The hesitancy and fear I feel with fully stepping into my own Divine Light is precisely because of its radiance and expansiveness. It is way bigger than any of my history and any of my self-limiting beliefs. None of that matters in the space of the energy of this Light. And, in order to allow this Light to fully support me I must let go of all that is familiar to me: the comforts of my self-limiting beliefs, where and how I seek connection that is not authentic, as well as the stories of my past that subconsciously lay out the map of my future.
This space of Light is powerful and beautiful while at once amorphous and unfamiliar, and, most frighteningly, unknown. How can I trust that I will truly be supported? How do I even let go? I sob in response to this prospect and in hearing myself I find that I sound like the lion from the Wizard of Oz, crying for his lack of courage and his great desire to have it! In the midst of this existential crisis I actually laugh and I am grateful for my sense of humor.
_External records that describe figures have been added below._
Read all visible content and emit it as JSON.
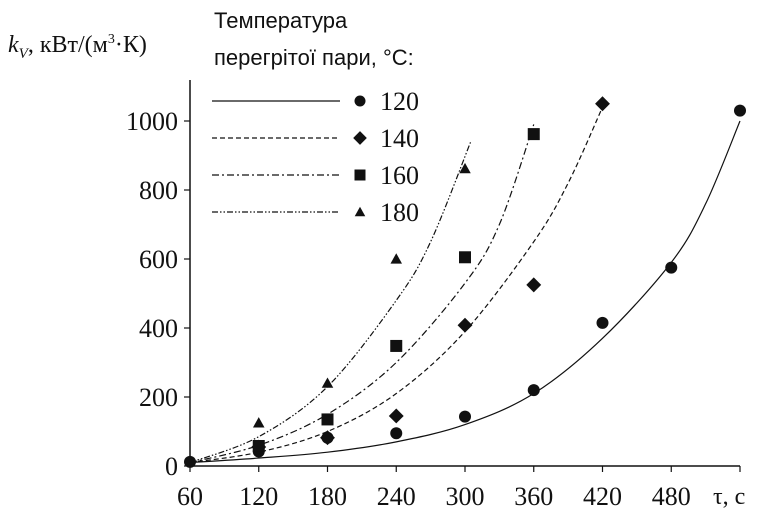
{
  "chart_data": {
    "type": "scatter",
    "ylabel_parts": {
      "k": "k",
      "sub": "V",
      "rest_prefix": ", кВт/(м",
      "sup": "3",
      "rest_suffix": "·К)"
    },
    "xlabel": "τ, с",
    "legend_title_lines": [
      "Температура",
      "перегрітої пари, °С:"
    ],
    "x_ticks": [
      "60",
      "120",
      "180",
      "240",
      "300",
      "360",
      "420",
      "480"
    ],
    "y_ticks": [
      "0",
      "200",
      "400",
      "600",
      "800",
      "1000"
    ],
    "xlim": [
      60,
      540
    ],
    "ylim": [
      0,
      1100
    ],
    "grid": false,
    "legend_position": "top-left",
    "series": [
      {
        "name": "120",
        "marker": "circle",
        "line_style": "solid",
        "points": [
          [
            60,
            12
          ],
          [
            120,
            42
          ],
          [
            180,
            82
          ],
          [
            240,
            95
          ],
          [
            300,
            143
          ],
          [
            360,
            220
          ],
          [
            420,
            415
          ],
          [
            480,
            575
          ],
          [
            540,
            1030
          ]
        ],
        "fit_points": [
          [
            60,
            10
          ],
          [
            120,
            23
          ],
          [
            180,
            40
          ],
          [
            240,
            70
          ],
          [
            300,
            120
          ],
          [
            360,
            210
          ],
          [
            420,
            370
          ],
          [
            480,
            590
          ],
          [
            510,
            760
          ],
          [
            540,
            1000
          ]
        ]
      },
      {
        "name": "140",
        "marker": "diamond",
        "line_style": "dashed",
        "points": [
          [
            120,
            55
          ],
          [
            180,
            82
          ],
          [
            240,
            145
          ],
          [
            300,
            408
          ],
          [
            360,
            525
          ],
          [
            420,
            1050
          ]
        ],
        "fit_points": [
          [
            60,
            10
          ],
          [
            120,
            40
          ],
          [
            180,
            100
          ],
          [
            240,
            210
          ],
          [
            300,
            390
          ],
          [
            360,
            650
          ],
          [
            390,
            820
          ],
          [
            420,
            1040
          ]
        ]
      },
      {
        "name": "160",
        "marker": "square",
        "line_style": "dash-dot",
        "points": [
          [
            120,
            58
          ],
          [
            180,
            135
          ],
          [
            240,
            348
          ],
          [
            300,
            605
          ],
          [
            360,
            962
          ]
        ],
        "fit_points": [
          [
            60,
            10
          ],
          [
            120,
            60
          ],
          [
            180,
            150
          ],
          [
            240,
            300
          ],
          [
            300,
            530
          ],
          [
            330,
            700
          ],
          [
            360,
            990
          ]
        ]
      },
      {
        "name": "180",
        "marker": "triangle",
        "line_style": "dash-dot-dot",
        "points": [
          [
            120,
            125
          ],
          [
            180,
            240
          ],
          [
            240,
            600
          ],
          [
            300,
            862
          ]
        ],
        "fit_points": [
          [
            60,
            10
          ],
          [
            120,
            85
          ],
          [
            180,
            230
          ],
          [
            240,
            480
          ],
          [
            270,
            650
          ],
          [
            305,
            940
          ]
        ]
      }
    ]
  }
}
Thus is the paradox: when the opportunity arises for me to allow the expansiveness and freedom of this Divine Light to flourish within my own heart those same fears that keep me feeling pressed and trapped in my daily life paralyze me from opening up to the beautiful space of freedom that is right there presenting itself to me. The bind is straight-up insane, right? Actually, I believe that is the definition of suffering.
In exploring what it takes to accept that I am the Light of my own life, that the Source energy is me and within me, I clearly see that courage is the answer. And, that the courage is not to be outsourced as the lion had asked the wizard of Oz to do for him. The courage comes from within me. It is I that must encourage (etymology of this word is literally “putting in heart”!) my own self to step into the very thing that terrifies me. In doing so I leave my stories and limiting beliefs behind fully knowing they can no longer sustain me or grab hold of me, even comfort me, once I take this leap. It is actually my own Source energy within my heart that is the true sustenance of my life.
In the shamanic healing lineage that I study and practice the fire walk serves the purpose of launching oneself into a new paradigm of being that one is at the precipice of shifting into. Walking on fire from the perspective of the ego-mind seems impossible, overwhelming, even stupid, sending one into a multitude of fearful and doubting thoughts. Just as one's mind starts to conjure up a thousand reasons why one shouldn't do something they've never done before, there comes a moment when one must act on faith alone. That is the essence of the fire walk. When you get through it with the feet in tact and no burns or blisters the mind is totally blown into a state of incomprehensibility.
The walk over the coals is actually about following one’s heart and trusting Divine guidance and support to get one to the other side, not about the material concerns of the feet getting burned. It is an act of surrender, trust and courage—of not allowing fear to stop you. It is a letting go of the framework of beliefs you are currently beholden to and agreeing to step forward into the unknown of something new without form, and believing that something wonderful and in greater alignment with who you are awaits you on the other side. As one walks across the fire it purifies, releases and atomizes the old form, burning it into ash, creating fertile ground for the new form to arise out of it like a Phoenix.
Today my heart showed me that I am at the place of deciding—do I choose me as the full embodiment of Divine Light and Love or do I choose fear? I know it is time for me to surrender fear and to choose me. This is my fire walk. Ho.